“I don’t rap, I sell movies,”
spits Lil Wayne on “Playing with Fire,” a track from his seventh full-length album Tha Carter III
. But if Lil Wayne was a movie, he’d be Richard Pryor’s Live at the Sunset Strip
. Unlike Jay-Z’s recent American Gangster
, he doesn’t portray a character whose adventures add up to a plot full of triumph and tragedy. Instead, Weezy freestyles about life like a smoked-out dude on the corner, and all sorts of crazy opinions tumble out of his mouth. He ridicules the Rev. Al Sharpton on “Dontgetit,” and says, “You’re just another Don King with a perm.” He claims to be a Martian on “Phone Home,” and on “Tie My Hands” he riffs on Hurricane Katrina, “I lost everything, but I ain’t the only one / First came the hurricane, then the morning sun.”

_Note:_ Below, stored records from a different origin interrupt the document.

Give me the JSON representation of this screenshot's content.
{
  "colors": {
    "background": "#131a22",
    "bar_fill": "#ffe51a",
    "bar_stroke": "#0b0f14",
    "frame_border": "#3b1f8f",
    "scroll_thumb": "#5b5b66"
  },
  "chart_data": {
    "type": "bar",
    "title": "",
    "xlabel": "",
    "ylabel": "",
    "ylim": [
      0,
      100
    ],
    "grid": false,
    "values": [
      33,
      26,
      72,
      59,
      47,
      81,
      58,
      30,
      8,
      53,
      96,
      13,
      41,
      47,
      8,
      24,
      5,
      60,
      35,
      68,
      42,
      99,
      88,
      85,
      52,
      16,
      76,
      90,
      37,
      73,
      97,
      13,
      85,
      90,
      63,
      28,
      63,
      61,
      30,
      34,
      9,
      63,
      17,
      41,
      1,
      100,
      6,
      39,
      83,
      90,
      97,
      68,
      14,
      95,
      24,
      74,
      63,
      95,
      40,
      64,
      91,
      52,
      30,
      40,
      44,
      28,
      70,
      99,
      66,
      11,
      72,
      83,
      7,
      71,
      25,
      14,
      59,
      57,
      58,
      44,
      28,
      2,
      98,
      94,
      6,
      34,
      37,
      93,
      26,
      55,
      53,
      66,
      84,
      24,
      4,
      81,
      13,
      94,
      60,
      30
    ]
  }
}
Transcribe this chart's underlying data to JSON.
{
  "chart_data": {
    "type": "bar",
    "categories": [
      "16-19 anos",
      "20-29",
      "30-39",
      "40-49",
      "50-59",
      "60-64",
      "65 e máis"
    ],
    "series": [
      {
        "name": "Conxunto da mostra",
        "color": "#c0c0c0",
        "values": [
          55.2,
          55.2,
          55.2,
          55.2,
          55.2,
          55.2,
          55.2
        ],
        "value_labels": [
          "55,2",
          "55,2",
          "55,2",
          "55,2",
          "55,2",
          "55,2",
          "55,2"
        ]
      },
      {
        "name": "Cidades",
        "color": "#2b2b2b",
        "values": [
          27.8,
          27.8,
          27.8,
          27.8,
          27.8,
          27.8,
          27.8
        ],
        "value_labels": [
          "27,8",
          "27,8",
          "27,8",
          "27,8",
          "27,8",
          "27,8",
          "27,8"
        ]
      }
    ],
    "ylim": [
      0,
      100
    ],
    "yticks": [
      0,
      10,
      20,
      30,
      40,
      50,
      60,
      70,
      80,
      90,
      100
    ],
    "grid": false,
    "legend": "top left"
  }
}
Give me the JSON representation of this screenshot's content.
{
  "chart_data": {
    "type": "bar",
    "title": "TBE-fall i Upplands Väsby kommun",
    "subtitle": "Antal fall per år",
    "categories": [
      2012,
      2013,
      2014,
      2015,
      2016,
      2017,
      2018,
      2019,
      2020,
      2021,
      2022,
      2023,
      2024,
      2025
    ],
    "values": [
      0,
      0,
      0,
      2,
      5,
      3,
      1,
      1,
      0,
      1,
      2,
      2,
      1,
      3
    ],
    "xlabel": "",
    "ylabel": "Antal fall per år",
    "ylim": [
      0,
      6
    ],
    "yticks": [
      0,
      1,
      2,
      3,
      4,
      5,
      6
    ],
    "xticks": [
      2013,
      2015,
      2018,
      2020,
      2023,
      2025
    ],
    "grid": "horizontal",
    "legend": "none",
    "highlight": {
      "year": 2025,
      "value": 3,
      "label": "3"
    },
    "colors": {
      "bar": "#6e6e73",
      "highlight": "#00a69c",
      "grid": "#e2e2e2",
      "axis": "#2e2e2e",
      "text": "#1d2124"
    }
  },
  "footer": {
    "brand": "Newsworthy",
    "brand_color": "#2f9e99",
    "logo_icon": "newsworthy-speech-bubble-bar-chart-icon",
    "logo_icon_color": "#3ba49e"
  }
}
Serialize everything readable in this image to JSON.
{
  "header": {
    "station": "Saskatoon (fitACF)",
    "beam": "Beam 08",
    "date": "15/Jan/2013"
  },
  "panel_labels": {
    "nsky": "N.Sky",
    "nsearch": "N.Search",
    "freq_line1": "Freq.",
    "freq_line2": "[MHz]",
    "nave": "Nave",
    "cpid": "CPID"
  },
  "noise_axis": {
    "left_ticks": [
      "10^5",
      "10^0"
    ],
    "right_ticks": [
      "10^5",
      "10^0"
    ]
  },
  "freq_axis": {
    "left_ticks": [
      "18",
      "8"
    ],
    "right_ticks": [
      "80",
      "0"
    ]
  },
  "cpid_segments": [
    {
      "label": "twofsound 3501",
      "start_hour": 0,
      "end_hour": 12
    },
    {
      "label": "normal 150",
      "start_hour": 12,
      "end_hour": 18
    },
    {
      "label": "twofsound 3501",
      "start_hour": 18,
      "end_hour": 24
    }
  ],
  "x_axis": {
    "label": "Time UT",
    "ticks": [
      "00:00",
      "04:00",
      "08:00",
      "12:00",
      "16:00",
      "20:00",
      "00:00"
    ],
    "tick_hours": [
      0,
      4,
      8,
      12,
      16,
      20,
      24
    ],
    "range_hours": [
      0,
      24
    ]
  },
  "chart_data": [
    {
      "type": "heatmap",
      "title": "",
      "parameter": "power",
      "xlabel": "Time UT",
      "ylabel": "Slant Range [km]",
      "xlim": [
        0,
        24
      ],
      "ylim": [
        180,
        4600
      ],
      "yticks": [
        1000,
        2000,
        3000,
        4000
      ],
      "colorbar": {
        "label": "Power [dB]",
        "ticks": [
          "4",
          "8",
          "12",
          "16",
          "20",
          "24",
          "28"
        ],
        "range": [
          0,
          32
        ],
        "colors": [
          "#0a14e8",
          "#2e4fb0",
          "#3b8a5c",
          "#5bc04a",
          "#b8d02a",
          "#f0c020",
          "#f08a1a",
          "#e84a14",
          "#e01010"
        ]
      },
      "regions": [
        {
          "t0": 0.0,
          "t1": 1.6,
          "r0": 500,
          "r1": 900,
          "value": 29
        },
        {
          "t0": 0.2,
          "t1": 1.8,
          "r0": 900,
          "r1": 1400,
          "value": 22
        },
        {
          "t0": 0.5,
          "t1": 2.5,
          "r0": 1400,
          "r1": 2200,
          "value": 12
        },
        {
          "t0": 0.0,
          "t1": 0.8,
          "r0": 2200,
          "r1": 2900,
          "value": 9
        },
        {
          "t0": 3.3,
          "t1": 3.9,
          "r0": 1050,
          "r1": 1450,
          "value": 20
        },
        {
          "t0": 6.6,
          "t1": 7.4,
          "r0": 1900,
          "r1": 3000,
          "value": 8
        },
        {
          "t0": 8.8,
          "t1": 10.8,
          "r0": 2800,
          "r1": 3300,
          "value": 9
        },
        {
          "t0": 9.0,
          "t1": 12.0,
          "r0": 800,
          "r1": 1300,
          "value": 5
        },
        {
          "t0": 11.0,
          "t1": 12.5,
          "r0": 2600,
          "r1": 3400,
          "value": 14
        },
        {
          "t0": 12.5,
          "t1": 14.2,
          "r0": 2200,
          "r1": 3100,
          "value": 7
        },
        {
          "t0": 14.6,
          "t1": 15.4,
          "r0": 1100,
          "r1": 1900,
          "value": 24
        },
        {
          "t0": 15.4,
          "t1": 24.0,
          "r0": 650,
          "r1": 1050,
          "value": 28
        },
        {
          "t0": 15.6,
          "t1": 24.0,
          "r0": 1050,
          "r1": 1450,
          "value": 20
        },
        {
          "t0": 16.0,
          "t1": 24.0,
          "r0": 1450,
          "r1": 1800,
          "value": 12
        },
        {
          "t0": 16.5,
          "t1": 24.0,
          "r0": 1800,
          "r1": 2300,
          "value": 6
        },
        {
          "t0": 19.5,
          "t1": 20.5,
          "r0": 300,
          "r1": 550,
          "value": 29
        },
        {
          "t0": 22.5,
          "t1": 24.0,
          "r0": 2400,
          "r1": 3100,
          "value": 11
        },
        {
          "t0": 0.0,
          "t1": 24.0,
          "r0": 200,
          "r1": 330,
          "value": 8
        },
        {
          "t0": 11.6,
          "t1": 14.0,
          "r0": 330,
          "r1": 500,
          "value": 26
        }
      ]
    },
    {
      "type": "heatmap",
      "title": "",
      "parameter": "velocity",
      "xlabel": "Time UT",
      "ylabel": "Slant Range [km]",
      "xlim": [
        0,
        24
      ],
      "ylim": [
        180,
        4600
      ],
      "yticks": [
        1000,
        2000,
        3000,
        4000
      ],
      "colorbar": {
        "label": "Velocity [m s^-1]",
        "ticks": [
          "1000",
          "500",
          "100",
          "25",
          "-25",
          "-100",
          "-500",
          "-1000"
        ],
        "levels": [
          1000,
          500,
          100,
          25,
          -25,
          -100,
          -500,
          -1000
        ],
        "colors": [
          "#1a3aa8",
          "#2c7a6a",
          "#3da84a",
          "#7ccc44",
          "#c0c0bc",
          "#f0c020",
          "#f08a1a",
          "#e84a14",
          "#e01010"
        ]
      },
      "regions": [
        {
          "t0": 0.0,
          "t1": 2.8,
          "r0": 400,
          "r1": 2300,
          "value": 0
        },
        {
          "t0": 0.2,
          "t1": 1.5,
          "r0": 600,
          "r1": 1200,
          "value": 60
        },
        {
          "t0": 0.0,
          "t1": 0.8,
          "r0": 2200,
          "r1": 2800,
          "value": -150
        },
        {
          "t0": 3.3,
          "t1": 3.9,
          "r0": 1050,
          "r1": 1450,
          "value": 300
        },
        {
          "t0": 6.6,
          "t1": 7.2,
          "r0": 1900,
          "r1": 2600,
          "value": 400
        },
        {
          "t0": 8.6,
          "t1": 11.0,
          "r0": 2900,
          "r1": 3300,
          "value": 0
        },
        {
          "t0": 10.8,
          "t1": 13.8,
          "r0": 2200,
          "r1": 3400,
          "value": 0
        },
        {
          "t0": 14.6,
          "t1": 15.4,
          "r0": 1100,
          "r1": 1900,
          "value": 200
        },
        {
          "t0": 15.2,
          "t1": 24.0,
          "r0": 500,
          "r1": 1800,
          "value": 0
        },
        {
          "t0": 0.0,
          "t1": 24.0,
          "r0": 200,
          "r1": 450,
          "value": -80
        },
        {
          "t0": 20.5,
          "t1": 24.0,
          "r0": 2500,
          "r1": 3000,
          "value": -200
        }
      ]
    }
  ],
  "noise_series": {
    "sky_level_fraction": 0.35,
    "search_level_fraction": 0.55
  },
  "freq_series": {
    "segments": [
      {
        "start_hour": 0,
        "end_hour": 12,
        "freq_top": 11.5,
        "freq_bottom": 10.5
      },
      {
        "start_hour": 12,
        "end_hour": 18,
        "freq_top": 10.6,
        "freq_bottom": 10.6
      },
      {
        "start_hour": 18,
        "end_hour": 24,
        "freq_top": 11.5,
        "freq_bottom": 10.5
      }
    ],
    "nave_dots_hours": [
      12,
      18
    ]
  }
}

Tha Carter III hearkens to when rap meant rapp: Isaac Hayes talking for days about some girl he broke with, or Bobby Womack signifying while strumming a blues guitar. It’s a testament to Lil Wayne’s imaginative use of words that he’s grown so popular—indeed, some (including himself) claim he’s the best rapper alive—on the strength of what are essentially soliloquies. Most of the songs don’t even feature a topic, just a beat and a perfunctory chorus to tie it together. Meanwhile, the production adds to the dank, Southern vibe. Betty Wright sings the chorus on “Playing with Fire,” Kanye West loops a crying soul vocal for “Let the Beat Build,” and Nina Simone’s rendition of “Don’t Let Me Be Misunderstood” girds “Dontgetit.” Tha Carter III sounds wild and loose, a testament to Lil Wayne’s inimitable, iconic voice.